《TAIPEI TIMES》US derailment victim’s parents want more from TRA
New Power Party Legislator Claire Wang, left, holds a sign about American Senead Short, who died in the Taroko Express No. 408 derailment, while attorney Cirasmita Chen speaks at a news conference at the Legislative Yuan in Taipei yesterday. Photo: Liao Chen-huei, Taipei Times
TIME FOR CHANGE: Kent and Joy Short said they are taking legal action to push the TRA to ensure people’s safety and to set up a foundation in honor of their daughter
By Shelley Shan / Staff reporter
The parents of American Senead Short, who died in the Taroko Express No. 408 derailment last month, yesterday said in a pre-recorded video that they are seeking more compensation from the Taiwan Railways Administration （TRA）, citing the “gross negligence” that led to the death of their daughter.
Compensation from the railway agency should be used to set up a foundation in honor of their daughter and ensure the safety of the TRA system, Kent and Joy Short said.
The 24-year-old Iowan, who taught English as a Fulbright award winner in Taiwan, was one of 49 people killed in the accident in Hualien’s Sioulin Township （秀林） on April 2.
The video was shown at a news conference yesterday held by New Power Party Legislator Claire Wang （王琬諭） and attorney Cirasmita Chen （陳孟秀）.
“As we know, Taiwan Railways will make a compensation payment of NT$15 million [US$536,116]. We also learned that Taiwan’s Ministry of Health and Welfare will distribute donations in the amount of NT$15 million to the families of 49 people who were killed in this train crash,” Joy Short said in the video.

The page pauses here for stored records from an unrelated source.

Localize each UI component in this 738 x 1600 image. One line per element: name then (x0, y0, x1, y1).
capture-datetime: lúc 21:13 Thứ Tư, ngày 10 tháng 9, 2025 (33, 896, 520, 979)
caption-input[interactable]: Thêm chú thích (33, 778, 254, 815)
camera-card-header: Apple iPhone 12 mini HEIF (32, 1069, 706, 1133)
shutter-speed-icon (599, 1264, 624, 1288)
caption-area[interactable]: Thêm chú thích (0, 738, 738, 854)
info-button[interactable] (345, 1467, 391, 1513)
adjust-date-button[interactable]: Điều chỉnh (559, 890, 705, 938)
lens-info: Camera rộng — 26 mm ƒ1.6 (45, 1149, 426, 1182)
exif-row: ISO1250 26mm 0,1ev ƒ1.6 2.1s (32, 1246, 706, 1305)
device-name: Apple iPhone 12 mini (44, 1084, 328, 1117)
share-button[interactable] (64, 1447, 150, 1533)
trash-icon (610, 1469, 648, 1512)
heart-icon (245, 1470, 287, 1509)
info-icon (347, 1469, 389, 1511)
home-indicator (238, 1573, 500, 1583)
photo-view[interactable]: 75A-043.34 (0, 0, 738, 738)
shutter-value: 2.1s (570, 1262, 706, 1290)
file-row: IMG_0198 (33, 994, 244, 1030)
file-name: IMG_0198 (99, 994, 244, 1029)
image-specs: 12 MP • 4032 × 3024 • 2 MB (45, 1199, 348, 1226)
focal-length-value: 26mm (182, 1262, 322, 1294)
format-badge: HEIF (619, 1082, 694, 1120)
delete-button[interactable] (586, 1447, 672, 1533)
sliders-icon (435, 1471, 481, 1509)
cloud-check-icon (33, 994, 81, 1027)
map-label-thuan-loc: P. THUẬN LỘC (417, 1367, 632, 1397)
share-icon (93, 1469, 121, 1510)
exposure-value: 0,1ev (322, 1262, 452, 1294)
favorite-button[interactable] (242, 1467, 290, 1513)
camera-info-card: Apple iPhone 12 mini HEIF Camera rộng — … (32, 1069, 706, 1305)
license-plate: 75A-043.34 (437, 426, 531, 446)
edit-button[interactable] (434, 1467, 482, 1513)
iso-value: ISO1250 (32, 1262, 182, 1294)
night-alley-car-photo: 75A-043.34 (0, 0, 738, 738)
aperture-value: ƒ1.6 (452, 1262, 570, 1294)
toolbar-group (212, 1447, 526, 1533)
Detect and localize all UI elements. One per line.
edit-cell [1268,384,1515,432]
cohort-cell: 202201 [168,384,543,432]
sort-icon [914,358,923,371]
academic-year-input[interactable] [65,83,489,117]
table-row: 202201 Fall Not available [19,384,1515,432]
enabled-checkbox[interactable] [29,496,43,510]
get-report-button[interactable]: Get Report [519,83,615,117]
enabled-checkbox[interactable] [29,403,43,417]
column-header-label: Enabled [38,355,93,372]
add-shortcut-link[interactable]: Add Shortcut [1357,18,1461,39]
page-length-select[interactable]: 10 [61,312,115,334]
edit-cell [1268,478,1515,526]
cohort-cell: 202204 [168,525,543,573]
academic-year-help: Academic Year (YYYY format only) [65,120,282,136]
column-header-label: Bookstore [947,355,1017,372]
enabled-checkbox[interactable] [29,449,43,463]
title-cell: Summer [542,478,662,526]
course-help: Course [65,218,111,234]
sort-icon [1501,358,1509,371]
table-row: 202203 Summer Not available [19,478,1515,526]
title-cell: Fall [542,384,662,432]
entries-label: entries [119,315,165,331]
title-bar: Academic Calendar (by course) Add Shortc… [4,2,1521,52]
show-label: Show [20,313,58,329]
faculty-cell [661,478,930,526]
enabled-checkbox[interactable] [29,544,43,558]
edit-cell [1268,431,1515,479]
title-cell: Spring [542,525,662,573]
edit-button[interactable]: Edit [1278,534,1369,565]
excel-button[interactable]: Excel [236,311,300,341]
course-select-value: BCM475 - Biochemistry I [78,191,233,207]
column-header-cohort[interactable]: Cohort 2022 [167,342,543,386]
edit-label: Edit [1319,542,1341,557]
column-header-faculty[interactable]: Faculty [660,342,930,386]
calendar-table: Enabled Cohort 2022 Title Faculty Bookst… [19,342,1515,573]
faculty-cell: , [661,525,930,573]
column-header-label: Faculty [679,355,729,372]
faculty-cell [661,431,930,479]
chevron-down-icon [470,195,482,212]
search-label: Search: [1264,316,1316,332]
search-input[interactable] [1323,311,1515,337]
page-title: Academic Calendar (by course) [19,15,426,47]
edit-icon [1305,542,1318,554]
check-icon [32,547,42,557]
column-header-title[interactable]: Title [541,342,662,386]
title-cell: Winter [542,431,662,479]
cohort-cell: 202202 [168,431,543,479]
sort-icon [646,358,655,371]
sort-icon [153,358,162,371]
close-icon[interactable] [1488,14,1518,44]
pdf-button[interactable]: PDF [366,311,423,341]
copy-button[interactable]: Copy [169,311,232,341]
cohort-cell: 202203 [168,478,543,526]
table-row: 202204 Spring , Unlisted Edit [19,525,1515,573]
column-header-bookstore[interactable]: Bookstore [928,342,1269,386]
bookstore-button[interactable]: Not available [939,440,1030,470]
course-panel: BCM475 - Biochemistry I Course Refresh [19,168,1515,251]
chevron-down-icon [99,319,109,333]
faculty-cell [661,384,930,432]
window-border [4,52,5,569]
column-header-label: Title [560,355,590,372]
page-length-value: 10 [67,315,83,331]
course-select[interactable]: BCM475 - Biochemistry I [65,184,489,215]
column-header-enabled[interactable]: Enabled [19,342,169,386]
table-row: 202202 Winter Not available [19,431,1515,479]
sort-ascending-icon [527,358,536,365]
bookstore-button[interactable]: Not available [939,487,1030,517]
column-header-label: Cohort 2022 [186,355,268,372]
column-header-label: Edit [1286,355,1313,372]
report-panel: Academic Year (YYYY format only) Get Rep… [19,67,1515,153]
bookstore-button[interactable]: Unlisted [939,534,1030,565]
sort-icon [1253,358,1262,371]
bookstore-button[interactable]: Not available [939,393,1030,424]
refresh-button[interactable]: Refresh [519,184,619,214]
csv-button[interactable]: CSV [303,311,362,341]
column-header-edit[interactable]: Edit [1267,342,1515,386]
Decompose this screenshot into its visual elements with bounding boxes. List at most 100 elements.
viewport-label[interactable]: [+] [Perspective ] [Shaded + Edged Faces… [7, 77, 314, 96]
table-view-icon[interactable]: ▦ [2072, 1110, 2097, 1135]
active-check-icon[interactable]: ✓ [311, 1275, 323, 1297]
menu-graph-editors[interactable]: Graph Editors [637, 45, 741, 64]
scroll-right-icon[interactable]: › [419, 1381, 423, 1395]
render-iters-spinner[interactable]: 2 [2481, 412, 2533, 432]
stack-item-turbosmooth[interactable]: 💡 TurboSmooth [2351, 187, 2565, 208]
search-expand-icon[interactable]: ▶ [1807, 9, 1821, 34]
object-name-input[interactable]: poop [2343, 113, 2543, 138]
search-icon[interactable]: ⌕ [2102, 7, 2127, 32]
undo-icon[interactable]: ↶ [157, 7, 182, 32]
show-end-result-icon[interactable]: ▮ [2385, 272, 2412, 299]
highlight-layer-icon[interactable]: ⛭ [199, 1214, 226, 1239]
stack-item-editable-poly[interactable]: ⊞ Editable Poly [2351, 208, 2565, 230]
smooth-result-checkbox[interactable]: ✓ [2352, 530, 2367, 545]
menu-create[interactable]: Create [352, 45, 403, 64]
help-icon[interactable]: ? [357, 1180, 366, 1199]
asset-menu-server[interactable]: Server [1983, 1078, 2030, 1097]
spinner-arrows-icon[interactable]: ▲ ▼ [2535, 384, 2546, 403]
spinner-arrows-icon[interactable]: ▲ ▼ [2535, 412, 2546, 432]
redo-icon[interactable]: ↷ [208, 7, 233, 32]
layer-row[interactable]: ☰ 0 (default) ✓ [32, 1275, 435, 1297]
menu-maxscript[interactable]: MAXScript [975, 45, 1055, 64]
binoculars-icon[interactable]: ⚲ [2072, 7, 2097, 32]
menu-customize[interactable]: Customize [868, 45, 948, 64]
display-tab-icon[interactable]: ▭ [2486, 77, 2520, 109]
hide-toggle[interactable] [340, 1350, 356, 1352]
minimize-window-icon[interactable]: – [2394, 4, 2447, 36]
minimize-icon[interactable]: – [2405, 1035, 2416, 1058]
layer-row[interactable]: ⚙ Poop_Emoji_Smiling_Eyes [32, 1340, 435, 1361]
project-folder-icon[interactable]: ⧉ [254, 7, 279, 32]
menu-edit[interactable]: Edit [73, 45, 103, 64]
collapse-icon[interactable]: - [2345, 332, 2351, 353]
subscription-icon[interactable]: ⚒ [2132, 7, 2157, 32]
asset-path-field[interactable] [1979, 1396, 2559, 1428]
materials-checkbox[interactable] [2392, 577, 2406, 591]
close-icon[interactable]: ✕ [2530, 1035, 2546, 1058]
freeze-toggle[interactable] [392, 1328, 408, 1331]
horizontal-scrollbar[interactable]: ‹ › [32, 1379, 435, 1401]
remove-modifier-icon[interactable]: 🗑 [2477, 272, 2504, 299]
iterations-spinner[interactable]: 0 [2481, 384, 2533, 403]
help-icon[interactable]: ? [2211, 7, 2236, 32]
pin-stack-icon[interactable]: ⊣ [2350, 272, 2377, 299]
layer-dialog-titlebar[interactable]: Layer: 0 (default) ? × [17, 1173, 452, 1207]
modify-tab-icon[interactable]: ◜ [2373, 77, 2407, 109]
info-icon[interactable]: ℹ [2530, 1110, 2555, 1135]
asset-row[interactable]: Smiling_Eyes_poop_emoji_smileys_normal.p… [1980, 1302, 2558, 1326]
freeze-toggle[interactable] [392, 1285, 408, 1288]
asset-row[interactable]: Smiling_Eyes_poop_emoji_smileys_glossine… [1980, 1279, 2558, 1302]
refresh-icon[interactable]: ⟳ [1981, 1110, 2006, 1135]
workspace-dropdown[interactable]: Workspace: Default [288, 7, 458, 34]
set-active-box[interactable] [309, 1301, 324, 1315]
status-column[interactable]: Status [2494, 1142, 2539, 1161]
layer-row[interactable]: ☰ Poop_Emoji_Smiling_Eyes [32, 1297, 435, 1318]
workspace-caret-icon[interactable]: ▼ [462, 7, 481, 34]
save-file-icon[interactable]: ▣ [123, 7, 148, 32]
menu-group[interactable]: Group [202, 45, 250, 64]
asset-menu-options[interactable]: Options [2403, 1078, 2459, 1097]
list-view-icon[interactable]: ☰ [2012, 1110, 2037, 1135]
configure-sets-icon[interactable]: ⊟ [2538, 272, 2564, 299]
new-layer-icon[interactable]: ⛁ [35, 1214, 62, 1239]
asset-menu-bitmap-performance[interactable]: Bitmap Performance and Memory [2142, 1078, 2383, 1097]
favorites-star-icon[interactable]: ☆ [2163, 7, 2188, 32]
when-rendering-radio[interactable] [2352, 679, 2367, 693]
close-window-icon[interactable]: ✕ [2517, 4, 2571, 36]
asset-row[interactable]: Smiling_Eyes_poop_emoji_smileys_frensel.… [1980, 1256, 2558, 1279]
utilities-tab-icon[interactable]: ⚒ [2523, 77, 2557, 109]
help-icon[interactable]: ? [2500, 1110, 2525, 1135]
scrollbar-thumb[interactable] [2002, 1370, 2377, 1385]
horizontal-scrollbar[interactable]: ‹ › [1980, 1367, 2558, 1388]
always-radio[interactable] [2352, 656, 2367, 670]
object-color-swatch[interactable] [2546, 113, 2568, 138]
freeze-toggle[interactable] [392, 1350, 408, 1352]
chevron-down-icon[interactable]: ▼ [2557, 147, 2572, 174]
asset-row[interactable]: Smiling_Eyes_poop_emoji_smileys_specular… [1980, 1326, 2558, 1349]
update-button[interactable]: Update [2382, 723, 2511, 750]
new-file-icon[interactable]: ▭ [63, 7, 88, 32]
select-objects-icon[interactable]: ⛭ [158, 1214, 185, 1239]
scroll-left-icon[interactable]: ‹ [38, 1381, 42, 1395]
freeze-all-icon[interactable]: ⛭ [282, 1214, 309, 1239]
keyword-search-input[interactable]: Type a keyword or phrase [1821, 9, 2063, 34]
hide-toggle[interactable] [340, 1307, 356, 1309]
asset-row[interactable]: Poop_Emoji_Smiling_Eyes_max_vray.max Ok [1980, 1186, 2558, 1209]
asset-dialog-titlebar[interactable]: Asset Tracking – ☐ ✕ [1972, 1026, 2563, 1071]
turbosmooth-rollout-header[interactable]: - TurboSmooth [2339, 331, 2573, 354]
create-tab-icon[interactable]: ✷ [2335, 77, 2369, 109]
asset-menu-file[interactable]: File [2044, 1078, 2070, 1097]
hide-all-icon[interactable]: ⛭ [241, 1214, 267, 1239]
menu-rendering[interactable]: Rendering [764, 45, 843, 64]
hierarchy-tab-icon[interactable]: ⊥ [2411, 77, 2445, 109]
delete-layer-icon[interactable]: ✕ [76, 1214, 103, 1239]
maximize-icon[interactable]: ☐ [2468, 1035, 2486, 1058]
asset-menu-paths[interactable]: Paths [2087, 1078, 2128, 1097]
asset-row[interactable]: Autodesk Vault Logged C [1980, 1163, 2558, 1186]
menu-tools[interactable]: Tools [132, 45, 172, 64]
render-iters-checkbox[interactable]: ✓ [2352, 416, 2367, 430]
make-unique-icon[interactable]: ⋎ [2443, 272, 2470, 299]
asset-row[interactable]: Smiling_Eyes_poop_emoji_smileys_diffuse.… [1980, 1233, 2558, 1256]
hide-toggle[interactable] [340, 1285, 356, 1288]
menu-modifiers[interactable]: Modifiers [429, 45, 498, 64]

“The people of Taiwan have been very supportive to the victims of this tragedy. For this we are truly grateful... However, we are concerned that in this tragedy, the interests of Taiwan Railways appear to have outweighed the safety of the people,” she said.
“We brought legal actions precisely for the purpose of ensuring the safety of Taiwan Railway’s operations and preventing other tragedies in the future,” she said.
While recognizing that the compensation is no small amount of money, Joy Short said it should never be considered appropriate compensation for their daughter’s life.
Citing the investigation report on the derailment of a Puyuma Express train that claimed 18 lives on Oct. 21, 2018, which showed the incident was caused by excessive speed and an inactive train protection system, Kent Short asked whether the issues were fully addressed or resolved prior to the tragedy that claimed their daughter’s life.
“Even before that, did Taiwan Railway ever implement any corrective measures following the incident dating back to 1981? Has Taiwan Railways resolved these issues?” he asked. “If not, wouldn’t such failure justify an even higher amount of compensation by Taiwan Railways?”
On March 8, 1981, a Tzuchiang Express train hit a gravel truck at a railway crossing, killing 30 passengers and injuring 130.
“We are not interested in financial gain for our own use and for any compensation. In fact, we believe that compensation for Taiwan Railways’ gross negligence should be used to establish a foundation in honor of Senead towards helping people around the world,” he said. “This is what she would have wanted, and in fact was the way she had been living her life.”
Pursuing a higher amount of compensation is the only way to push Taiwan Railways to ensure people’s safety, the Shorts said.
“The last thing we want to see is for any other parents in this world to suffer from such tragedy and forever struggle through the life of pain without one’s beloved,” they said.
In the video, the Shorts also remembered their daughter as an artist, a ballet dancer, a linguist who spoke French, Arabic and Mandarin, an honor student, a reader and a world traveler.
Senead Short had intended to continue graduate studies in international relations after her time in Taiwan, as she had gained a strong interest in international diplomacy and hoped one day that she would become an ambassador for the US, they said.
Chen, who has been retained by the Shorts to handle legal proceedings, said that prosecutors are investigating evidence related to criminal lawsuits, but the railway agency is also facing civil lawsuits that would determine the amount of compensation given to the victims.
“Taiwan should never forget those killed or injured in the fatal accident. We should continue overseeing the TRA so that it properly handles the aftermath of the derailment and thoroughly reforms its operations,” she said.